Deutsche, fahrt nach Paris!
Von der Leyen verfolgte auch hier einen pragmatischen Ansatz: „Wenn wir immer nur darüber reden, mit wem wir nicht sprechen wollen, werden wir in der Region keinen Frieden bekommen." Das kann man als Einladung an Diktatoren verstehen. Wundern kann man sich über diese Haltung inzwischen nicht mehr. „Das ist kein Kampf des Westens allein, sondern vor allem der arabisch-muslimischen Welt", meint die CDU-Frau mit der pastoralen Stimme. Der IS müsse militärisch geschlagen werden. Doch entscheidend sei der "politische Versöhnungsprozess". Die Ministerin: "Da brauchen wir die Hilfe der syrisch-muslimischen Welt. Ich glaube, wenn wir zusammenstehen, dann können wir den IS auch besiegen."
Jauch wandte sich an Georg Mascolo: "Sind Sie auch so optimistisch?" Der frühere „Spiegel“-Chefredakteur verneinte. Die Region erlebe gerade einen "völligen Zerfall der zivilisatorischen Ordnung". Mascolo beschrieb das Dilemma so: "Jetzt wissen wir, dass 'ne militärische Intervention oft die Dinge nicht besser macht, dass nicht zu intervenieren die Situation sie aber auch nicht besser macht." Schulz gab ebenfalls den Realisten: "Einen totalen Schutz (vor Terroranschlägen) gibt es nicht."
Wie man Terror auf ganz persönlicher Art begegnet, zeigte das Ehepaar vom Anfang der Sendung. Jauch wollte wissen, ob ihnen die Lust aufs Reisen vergangen sei. Beide erklärten ohne jedes Zögern: Nein!

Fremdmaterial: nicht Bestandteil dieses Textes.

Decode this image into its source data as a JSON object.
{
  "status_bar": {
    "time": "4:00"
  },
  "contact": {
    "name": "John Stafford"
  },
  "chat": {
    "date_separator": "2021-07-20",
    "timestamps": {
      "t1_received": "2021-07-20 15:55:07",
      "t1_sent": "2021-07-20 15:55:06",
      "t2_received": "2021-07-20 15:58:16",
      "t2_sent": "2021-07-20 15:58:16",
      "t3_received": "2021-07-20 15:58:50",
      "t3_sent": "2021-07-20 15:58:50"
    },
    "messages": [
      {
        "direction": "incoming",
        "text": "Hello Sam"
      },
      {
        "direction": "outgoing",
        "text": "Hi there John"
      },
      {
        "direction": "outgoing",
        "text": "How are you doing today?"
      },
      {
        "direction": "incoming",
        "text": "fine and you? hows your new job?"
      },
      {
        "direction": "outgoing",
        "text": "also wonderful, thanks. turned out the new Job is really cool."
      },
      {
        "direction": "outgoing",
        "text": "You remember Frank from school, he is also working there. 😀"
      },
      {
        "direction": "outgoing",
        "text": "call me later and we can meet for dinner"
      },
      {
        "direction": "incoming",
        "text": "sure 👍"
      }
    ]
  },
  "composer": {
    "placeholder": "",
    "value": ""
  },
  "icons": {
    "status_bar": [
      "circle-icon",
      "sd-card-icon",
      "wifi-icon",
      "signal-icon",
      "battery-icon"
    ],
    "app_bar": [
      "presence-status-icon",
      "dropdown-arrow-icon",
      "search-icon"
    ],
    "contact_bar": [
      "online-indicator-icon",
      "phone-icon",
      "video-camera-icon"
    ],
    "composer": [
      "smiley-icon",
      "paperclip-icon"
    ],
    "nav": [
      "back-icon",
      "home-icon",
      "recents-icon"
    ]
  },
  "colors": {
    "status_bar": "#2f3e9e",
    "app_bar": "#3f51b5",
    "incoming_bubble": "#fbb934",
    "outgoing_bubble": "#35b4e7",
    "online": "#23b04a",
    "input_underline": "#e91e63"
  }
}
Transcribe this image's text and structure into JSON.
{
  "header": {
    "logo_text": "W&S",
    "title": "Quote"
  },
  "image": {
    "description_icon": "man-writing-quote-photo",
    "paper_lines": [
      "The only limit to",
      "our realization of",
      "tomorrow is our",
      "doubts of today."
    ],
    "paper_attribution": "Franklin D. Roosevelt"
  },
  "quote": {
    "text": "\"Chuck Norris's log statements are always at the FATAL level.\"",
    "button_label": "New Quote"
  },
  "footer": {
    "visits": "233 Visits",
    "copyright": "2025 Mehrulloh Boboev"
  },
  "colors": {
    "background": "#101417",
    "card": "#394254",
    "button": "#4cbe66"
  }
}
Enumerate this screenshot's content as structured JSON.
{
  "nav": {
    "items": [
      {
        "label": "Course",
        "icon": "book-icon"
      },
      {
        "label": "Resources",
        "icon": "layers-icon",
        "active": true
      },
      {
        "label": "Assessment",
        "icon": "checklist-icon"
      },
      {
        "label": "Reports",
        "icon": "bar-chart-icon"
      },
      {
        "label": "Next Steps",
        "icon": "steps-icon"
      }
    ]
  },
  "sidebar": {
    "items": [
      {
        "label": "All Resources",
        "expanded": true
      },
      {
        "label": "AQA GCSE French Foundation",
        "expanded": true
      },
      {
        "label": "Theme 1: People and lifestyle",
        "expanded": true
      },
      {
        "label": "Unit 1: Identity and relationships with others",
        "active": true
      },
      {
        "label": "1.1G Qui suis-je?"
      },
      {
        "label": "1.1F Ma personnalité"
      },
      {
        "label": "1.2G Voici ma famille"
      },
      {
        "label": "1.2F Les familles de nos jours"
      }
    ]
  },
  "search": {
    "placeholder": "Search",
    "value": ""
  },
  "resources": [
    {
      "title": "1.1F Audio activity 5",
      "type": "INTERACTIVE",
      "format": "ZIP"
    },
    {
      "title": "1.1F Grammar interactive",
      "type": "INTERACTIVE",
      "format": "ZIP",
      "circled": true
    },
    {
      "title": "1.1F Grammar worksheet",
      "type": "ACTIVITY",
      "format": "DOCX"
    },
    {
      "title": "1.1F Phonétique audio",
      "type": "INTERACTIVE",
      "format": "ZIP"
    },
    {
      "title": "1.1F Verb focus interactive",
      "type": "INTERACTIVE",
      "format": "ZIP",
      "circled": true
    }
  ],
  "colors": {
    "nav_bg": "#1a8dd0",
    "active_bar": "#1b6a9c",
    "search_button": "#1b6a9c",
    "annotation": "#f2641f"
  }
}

Frau Schmitz sagte: „Da werden wir natürlich nicht einknicken.“ Sie gab die Losung für die Zukunft aus: „Wir werden weiter unser Leben leben und Spaß haben.“ Tolle Einstellung: Deutsche, nehmt euch ein Beispiel an Julia und Thomas Schmitz aus Köln - und fahrt ins geschundene Paris!